Ameaçou a seguir outros rumos, prestando
seu primeiro vestibular para a Faculdade
de Arquitetura e Urbanismo, mas não
resistiu aos acordes.
“Meus amigos e professores do cursinho me
estimulavam a fazer música. Na época,
formamos um grupo chamado Mesa de Bar.
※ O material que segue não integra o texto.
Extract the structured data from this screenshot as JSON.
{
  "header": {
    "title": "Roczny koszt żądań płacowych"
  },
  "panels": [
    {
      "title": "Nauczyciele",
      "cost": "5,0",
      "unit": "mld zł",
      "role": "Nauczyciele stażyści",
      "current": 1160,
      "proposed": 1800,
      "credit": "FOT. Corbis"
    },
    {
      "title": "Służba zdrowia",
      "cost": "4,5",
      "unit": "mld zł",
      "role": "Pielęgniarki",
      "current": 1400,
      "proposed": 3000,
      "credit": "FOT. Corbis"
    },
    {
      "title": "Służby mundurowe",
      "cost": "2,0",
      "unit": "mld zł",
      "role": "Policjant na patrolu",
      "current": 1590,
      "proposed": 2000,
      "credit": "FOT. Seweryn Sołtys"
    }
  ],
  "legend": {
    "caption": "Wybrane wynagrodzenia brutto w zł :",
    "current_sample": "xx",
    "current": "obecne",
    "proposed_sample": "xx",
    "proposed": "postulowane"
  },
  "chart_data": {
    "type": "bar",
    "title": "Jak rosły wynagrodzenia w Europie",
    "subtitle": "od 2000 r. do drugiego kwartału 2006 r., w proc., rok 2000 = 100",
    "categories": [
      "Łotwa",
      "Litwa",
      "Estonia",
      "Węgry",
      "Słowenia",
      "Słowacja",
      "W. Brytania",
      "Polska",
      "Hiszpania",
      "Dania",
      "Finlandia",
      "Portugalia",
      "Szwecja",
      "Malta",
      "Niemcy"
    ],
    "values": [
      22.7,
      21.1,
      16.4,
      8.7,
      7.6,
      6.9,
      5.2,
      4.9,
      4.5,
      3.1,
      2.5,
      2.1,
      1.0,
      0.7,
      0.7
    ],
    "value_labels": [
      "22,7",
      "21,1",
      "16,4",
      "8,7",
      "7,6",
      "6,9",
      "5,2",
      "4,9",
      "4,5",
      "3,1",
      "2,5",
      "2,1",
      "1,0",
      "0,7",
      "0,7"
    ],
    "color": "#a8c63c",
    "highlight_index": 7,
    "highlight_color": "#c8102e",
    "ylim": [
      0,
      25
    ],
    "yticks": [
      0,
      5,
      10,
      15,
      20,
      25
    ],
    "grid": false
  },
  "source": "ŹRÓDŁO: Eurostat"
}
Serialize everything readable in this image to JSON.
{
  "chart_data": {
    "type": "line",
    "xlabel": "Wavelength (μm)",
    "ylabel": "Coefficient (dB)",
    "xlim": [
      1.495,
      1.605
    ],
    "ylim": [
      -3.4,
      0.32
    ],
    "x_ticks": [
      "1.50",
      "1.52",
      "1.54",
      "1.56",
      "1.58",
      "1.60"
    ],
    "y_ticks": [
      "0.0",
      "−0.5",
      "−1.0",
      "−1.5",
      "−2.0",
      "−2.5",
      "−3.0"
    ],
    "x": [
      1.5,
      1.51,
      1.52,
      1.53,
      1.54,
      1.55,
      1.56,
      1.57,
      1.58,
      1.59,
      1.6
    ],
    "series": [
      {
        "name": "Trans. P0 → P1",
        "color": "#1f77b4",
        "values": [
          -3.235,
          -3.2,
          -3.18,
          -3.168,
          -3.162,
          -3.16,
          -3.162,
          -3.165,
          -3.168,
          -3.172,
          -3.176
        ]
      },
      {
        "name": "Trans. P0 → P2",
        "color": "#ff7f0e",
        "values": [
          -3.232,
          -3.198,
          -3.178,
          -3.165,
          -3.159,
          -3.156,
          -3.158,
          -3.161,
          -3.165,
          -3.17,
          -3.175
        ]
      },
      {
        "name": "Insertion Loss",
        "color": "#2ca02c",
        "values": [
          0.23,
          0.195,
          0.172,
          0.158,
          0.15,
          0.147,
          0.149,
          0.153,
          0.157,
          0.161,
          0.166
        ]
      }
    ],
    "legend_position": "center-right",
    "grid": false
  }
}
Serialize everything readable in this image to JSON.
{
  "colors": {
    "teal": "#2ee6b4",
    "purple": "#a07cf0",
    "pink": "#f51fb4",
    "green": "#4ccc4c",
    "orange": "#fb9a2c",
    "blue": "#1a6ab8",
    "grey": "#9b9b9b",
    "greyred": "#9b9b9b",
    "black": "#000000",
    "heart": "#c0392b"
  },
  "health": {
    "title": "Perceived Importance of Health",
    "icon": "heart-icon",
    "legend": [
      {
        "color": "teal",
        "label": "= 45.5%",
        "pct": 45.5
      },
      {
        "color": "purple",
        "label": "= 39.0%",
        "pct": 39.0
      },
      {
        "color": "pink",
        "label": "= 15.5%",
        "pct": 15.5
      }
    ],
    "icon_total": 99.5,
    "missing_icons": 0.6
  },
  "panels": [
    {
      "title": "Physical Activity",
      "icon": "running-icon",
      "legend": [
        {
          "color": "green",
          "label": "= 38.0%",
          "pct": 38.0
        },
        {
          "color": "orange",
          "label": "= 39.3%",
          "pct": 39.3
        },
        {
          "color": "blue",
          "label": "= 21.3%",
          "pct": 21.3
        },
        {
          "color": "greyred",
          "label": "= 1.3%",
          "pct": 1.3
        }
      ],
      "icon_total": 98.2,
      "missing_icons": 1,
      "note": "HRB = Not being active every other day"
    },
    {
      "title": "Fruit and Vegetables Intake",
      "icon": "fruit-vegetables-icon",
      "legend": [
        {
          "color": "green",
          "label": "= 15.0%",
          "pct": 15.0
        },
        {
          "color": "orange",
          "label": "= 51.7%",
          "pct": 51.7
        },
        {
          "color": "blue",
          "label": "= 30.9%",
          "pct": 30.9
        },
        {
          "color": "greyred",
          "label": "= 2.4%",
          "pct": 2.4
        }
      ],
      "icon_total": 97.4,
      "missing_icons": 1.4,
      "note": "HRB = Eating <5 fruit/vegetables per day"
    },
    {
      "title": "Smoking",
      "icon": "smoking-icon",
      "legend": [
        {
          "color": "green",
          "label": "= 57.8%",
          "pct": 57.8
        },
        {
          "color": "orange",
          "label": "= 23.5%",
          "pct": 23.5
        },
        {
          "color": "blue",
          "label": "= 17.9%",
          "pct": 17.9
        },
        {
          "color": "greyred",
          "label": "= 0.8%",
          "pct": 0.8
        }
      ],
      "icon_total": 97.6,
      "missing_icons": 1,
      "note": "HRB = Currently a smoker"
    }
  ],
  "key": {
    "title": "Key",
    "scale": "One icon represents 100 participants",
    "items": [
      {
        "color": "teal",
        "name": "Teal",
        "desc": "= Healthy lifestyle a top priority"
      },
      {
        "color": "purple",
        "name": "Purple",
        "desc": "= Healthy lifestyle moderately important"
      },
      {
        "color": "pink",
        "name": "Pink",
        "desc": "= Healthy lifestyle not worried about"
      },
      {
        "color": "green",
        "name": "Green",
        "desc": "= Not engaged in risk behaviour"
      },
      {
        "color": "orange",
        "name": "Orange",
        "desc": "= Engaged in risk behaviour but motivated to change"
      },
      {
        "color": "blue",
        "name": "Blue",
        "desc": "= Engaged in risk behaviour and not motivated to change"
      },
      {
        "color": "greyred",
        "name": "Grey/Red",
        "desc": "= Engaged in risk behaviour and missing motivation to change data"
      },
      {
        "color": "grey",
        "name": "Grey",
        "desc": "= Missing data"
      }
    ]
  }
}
Eu
já tocava flauta transversal, instrumento
com o qual me profissionalizei, e fazia arranjos
para o grupo.” Em 1977, Jardim entrou para
o CMU como aluno do curso de graduação
em regência, que durou até 1982.
No final do curso, tocava na Orquestra Juvenil
do Estado de São Paulo e, junto com
amigos do CMU, formou o grupo Papavento. “O
grupo, a princípio, tocava arranjos
que fazia para se apresentar na noite para
sobreviver, com o tempo foi compondo nossas
músicas”. Até que Egberto Gismonti
conheceu o Papavento e o convidou para gravar
um disco. “Esse foi o momento de profissionalização,
o grupo gravava bastante e eu comecei a escrever
muitos arranjos.”
Apesar do curso de Regência, Jardim
ganhava a vida a maior parte do tempo como
instrumentista. “Embora estivesse sempre
estudando música clássica,
sobrevivia muito com música popular,
que são influências da minha
família.” Com o passar dos anos, a
MPB se tornou muito importante em sua vida – “tive
o privilégio de trabalhar com meus ídolos:
Egberto Gismonti, Naná Vasconcelos,
Milton Nascimento, Gilberto Gil, Ivan Lins,
Leila Pinheiros e tanta gente boa”.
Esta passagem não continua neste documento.